The US government can do ANYTHING it deems necessary including buying up every bad mortage in the country and restructuring it to the advantage of the homeowner. That doesn't solve the foreclosure inventory problem, but keep in mind, with New New Deal politics, there's some "hole digging/hole filling" program that will come along and address this problem, too. Even if it means supply destruction.

I'd rather let the market dictate the outcome but that's not going to happen

Jacob said...

Well Japan housing lost over 75% and the world didn't end and the stop market lost 75% in the dot com bust the the world didn't end.

I think if housing crashed really hard here we would still be able to pick up the pieces and build on a stronger foundation.

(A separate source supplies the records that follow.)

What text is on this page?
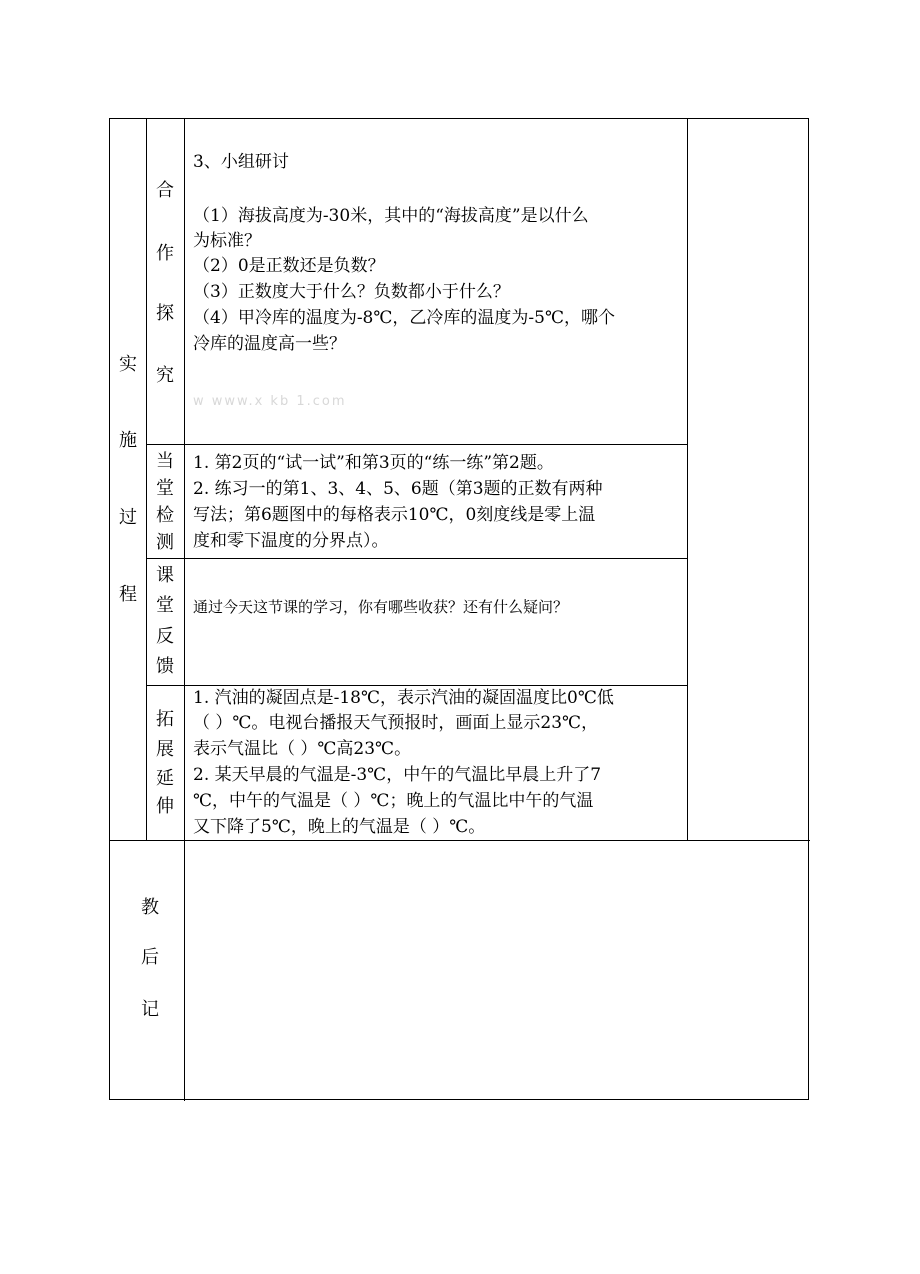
实
施
过
程
合
作
探
究
3、小组研讨
（1）海拔高度为-30米，其中的“海拔高度”是以什么
为标准？
（2）0是正数还是负数？
（3）正数度大于什么？负数都小于什么？
（4）甲冷库的温度为-8℃，乙冷库的温度为-5℃，哪个
冷库的温度高一些？
w www.x kb 1.com
当
堂
检
测
1. 第2页的“试一试”和第3页的“练一练”第2题。
2. 练习一的第1、3、4、5、6题（第3题的正数有两种
写法；第6题图中的每格表示10℃，0刻度线是零上温
度和零下温度的分界点）。
课
堂
反
馈
通过今天这节课的学习，你有哪些收获？还有什么疑问？
拓
展
延
伸
1. 汽油的凝固点是-18℃，表示汽油的凝固温度比0℃低
（ ）℃。电视台播报天气预报时，画面上显示23℃，
表示气温比（ ）℃高23℃。
2. 某天早晨的气温是-3℃，中午的气温比早晨上升了7
℃，中午的气温是（ ）℃；晚上的气温比中午的气温
又下降了5℃，晚上的气温是（ ）℃。
教
后
记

But I also know crime would increase at least in the short term and good areas could turn bad really quick.

So I am in wait and see mode. When prices start going up again or just level off then I might buy. But definitely will hold off until we do something about the job losses. We can't keep losing over 500k jobs a month and see housing prices stabilize. It just won't happen.

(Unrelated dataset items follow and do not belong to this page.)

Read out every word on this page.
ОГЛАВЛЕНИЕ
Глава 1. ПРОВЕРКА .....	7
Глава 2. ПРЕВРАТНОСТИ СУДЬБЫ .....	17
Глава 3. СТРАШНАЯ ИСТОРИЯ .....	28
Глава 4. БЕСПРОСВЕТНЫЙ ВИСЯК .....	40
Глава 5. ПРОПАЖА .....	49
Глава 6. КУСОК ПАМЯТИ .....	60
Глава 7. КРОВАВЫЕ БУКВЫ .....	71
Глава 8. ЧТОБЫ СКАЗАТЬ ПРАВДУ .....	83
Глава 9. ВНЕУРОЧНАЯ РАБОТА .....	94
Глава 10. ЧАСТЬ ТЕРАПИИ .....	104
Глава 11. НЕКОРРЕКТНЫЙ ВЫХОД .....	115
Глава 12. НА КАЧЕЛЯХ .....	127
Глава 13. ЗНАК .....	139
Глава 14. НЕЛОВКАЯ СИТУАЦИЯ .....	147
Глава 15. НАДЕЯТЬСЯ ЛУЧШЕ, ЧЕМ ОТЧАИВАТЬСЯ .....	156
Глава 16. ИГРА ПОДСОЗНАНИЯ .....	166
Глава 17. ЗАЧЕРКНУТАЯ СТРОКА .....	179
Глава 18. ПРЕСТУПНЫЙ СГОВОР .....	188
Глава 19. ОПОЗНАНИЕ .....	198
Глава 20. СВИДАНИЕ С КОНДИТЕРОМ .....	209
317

I think we might be better off if the government spend that $8k tax credit and gave it to the buyers at closing, to help with the down payment. Also they should give lenders a credit for selling to an owner occupant. All these sales to investors doesn't help cause the homes will be back on the market at some point...

Jacob said...

We are seeing some capitulation from the banks but also seeing them turn down offers only to sell for much less a few months later. So they are still being too stubborn for their own good.

Anonymous said...

"if housing crashed really hard here"
It did!

Unknown said...

Bears who think we have another big round of price discounts are betting against a massive capital injection by the government. Toxic assets are being bought up with the government 83% partner and hedge funds 17% partner. This is clearing the books of the big banks; while this is going on, the stimulus plan is putting out thousands of contracts with private industry, which will in turn spark demand for raw materials, finished goods, construction, labor and so on. Dollars are being printed like crazy and inflation will take root as well. The fourth factor in play is the government's direct intervention in the mortgage market to push down mortgage rates.

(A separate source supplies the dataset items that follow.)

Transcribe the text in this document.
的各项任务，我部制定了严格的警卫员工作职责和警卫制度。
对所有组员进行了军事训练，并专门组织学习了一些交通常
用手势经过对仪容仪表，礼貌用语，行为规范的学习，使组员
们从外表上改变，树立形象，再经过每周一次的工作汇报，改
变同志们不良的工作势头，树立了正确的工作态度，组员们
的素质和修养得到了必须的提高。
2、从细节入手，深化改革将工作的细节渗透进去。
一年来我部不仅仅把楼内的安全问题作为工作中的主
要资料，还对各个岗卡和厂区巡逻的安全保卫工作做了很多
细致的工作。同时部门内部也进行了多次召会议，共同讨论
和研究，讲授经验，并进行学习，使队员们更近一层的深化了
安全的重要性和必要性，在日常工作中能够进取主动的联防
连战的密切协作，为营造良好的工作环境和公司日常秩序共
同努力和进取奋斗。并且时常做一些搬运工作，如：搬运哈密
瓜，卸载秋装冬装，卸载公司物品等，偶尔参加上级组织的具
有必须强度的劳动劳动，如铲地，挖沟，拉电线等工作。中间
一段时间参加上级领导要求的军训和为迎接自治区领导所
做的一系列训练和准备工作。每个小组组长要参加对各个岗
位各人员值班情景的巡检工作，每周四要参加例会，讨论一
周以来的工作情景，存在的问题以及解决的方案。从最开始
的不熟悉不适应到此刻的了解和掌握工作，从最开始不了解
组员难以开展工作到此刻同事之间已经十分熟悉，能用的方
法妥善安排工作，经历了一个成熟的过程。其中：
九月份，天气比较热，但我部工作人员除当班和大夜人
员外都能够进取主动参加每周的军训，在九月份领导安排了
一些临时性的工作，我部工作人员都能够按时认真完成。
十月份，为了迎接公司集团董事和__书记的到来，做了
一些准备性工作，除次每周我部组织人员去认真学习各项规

Put all these massive forces together and I think the price bottom of housing is at hand. We'll bounce around the bottom for awhile and then I'm bullish on home prices. In 5 years I think a Sacramento median of $190k is very possible, but it will be due to inflation and will not be an increase in value in real terms.

Diggin Deeper said...

"Well Japan housing lost over 75% and the world didn't end"

Tough to compare an apples and oranges situation when comparing our market to the Japanese. The world didn't end in Japan for good reasons. They didn't hold the world's reserve currency, had voracious savers in their citizens, had a strong export position / positive balance of trade, and a war chest of US Treasuries as government savings.

Where are the similarities to our economy today?

I agree with WimpVO2max. It's going to be tough to underestimate all the resources that will get poured into this mess before it's over. Washington knows that RE is the lynch pin that puts a floor under the economy, and the leadership shows no signs of stopping until that happens.